This season has been one of relentless struggle for the Minstermen. As has been the case for long swathes of the campaign, their heads are peeking above the parapet, with only two points separating them from the relegation places. Having replaced Nigel Worthington in mid-October, Russ Wilcox has been stoical and assiduous in his attempts to galvanise the group and cherry-pick loan signings to bolster the squad, while operating under taut financial constraints imposed by no choice of the McGill family. The rhetoric from the City camp remains positive, yet with 11 games to go, do they have what it takes to withstand the downward pull of relegation?
The backbone of a team’s success, however lofty it aims, must be its home form. Not only have York been unable to make Bootham Crescent a fortress, they have lowered the drawbridge and raised the portcullis of the medieval city, allowing opposing teams to plunder points. They have collected a meagre 15 points at home this season, with even rock bottom Hartlepool able to manage 19. Their two wins on home soil, against Accrington Stanley on Boxing Day and Tranmere Rovers, stand in isolation among an abundance of draws, many of which York have come close to losing.
Their poor home form could be attributed to a number of factors. The Minstermen seem unable to express themselves in front of an expectant support, perhaps pressured by the yoke of having to take the game to the opposition and dominate proceedings. The lack of a consistent goalscorer for the vast majority of the campaign, has meant York have lacked an outlet up front and a hopeful target for chance creation. As soon as they showed sparks of life, Jake Hyde gained a suspension against Luton and Wes Fletcher, who went 18 games without scoring early in the season, pulled up with a hamstring injury at Wimbledon. Aside from this duo, experienced centre-back Keith Lowe is the team’s top scorer with five, encapsulating York’s malaise in front of goal.
City lack a pattern of attack at home, underpinned by a lack of quality and consistency in midfield.
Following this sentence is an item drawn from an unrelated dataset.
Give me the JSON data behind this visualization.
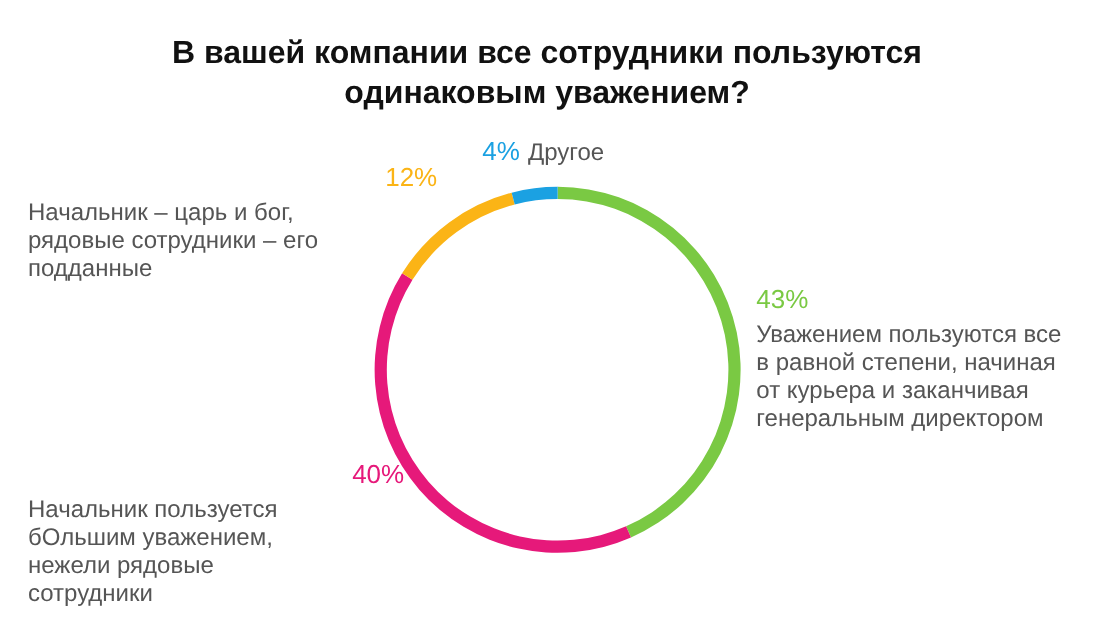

While captain Russell Penn has proved a regular fixture in the side, Tom Platt, Lewis Montrose, Luke Summerfield and now auxiliary midfielder Brad Halliday have all had protracted runs in central midfield. Whether incited by loss of form or injury, an inability to build up a partnership, a proper understanding, in such a vital area of the field has certainly cost City.
The deterioration of the pitch at Bootham Crescent has seriously hindered York in recent weeks. It has become incredibly uneven, particularly in the wide areas, and as the season has progressed, has begun to cut up as early as the first half of home games. Wilcox’s intent to implement a measured, passing style, after Worthington was latterly crucified for a long ball approach (only as results begun to go awry, mind), has been impeded by the poor quality of the pitch.
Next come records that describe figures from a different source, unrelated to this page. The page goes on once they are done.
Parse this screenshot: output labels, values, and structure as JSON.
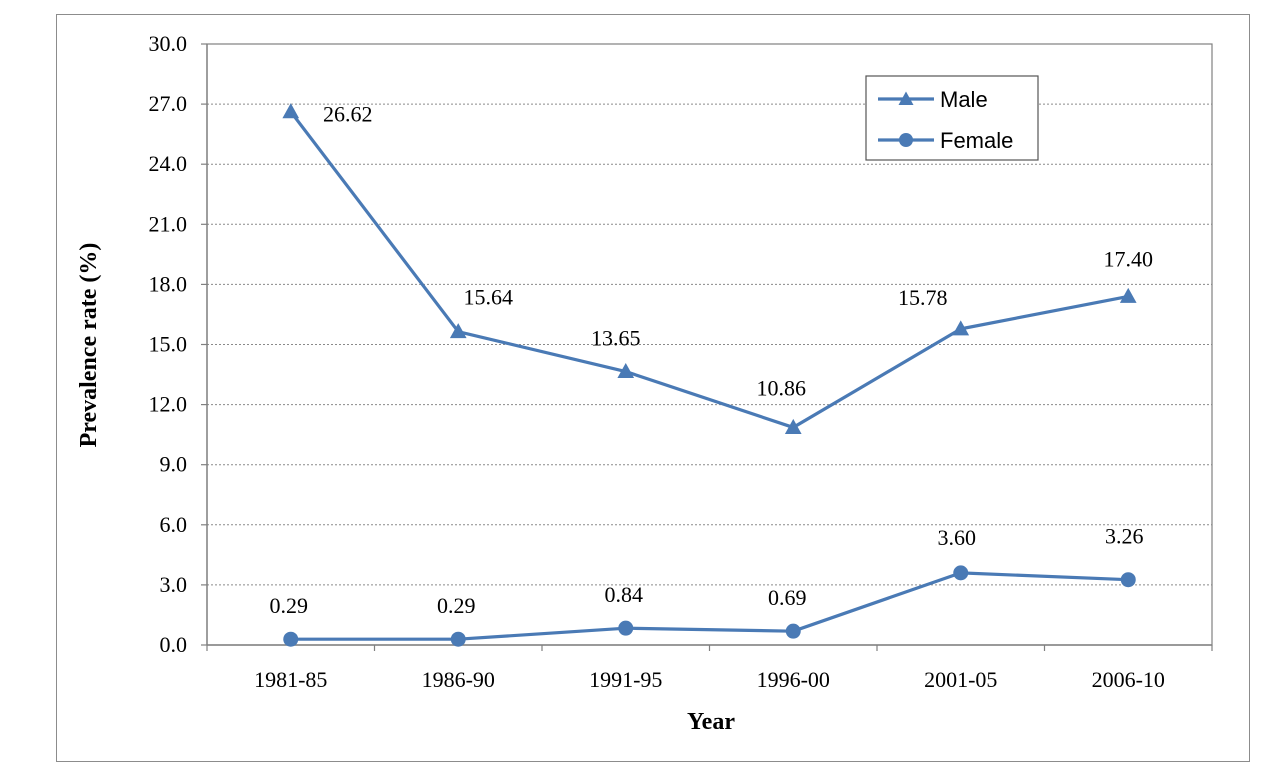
{
  "chart_data": {
    "type": "line",
    "title": "",
    "xlabel": "Year",
    "ylabel": "Prevalence rate (%)",
    "categories": [
      "1981-85",
      "1986-90",
      "1991-95",
      "1996-00",
      "2001-05",
      "2006-10"
    ],
    "ylim": [
      0,
      30
    ],
    "yticks": [
      "0.0",
      "3.0",
      "6.0",
      "9.0",
      "12.0",
      "15.0",
      "18.0",
      "21.0",
      "24.0",
      "27.0",
      "30.0"
    ],
    "grid": true,
    "legend_position": "top-right",
    "series": [
      {
        "name": "Male",
        "marker": "triangle",
        "values": [
          26.62,
          15.64,
          13.65,
          10.86,
          15.78,
          17.4
        ],
        "labels": [
          "26.62",
          "15.64",
          "13.65",
          "10.86",
          "15.78",
          "17.40"
        ]
      },
      {
        "name": "Female",
        "marker": "circle",
        "values": [
          0.29,
          0.29,
          0.84,
          0.69,
          3.6,
          3.26
        ],
        "labels": [
          "0.29",
          "0.29",
          "0.84",
          "0.69",
          "3.60",
          "3.26"
        ]
      }
    ],
    "colors": {
      "series": "#4a7ab5",
      "axis": "#808080",
      "grid": "#8a8a8a"
    }
  }
}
This is just another facet of a season of struggle that has sapped the confidence of the Minstermen. They have been unable to put a run of form together, and on only one occasion have they managed to win two games in a row, which came over the festive season with back-to-back victories over Accrington and Carlisle. City’s longest unbeaten run has stretched to just four games, an insufficiency in a relegation battle where consistency is king.
At the lowest moments, particularly the 2-0 home loss to Dagenham, the attitude of the team has been criticised. In adversity, a unified dressing room, and indeed club, is paramount, but supporters have seen fit to call into question whether some players are more fixated on the trappings of the career rather than survival in League 2. The eternal prognosis of the fan: do the players truly care as much as I do? The commitment of the likes of Keith Lowe, Femi Ilesanmi and Russell Penn has never been doubted. It has been down to York fans to theorise as to whether this is matched by certain other squad members.
Green shoots of recovery
All is by no means lost for the Minstermen, although wherever they end up in the league this will have been a wretched, miserable season. They have simply suffered from bad luck in a number of instances. They deserved to beat Burton at home, for example, until Adam McGurk sneaked in an unmerited, late equaliser. The recall of Diego De Girolamo, a sprightly young attacking midfielder on loan from Sheffield United, was out of their control.
The comprehensive win at Cambridge is a haunting display of York’s potential. They have a number of crucial, winnable games coming up against sides in and around them at the bottom of the table, with Carlisle, Cheltenham and Hartlepool still to visit the Crescent. York also have a healthy goal difference compared to fellow relegation candidates, which certainly counts in their favour.
There are a number of struggling teams in the fourth tier and there could easily be two teams who are worse than City come May. It will be tense and Wilcox’s tributes will be terse, but expect York City to remain a League Two club next season.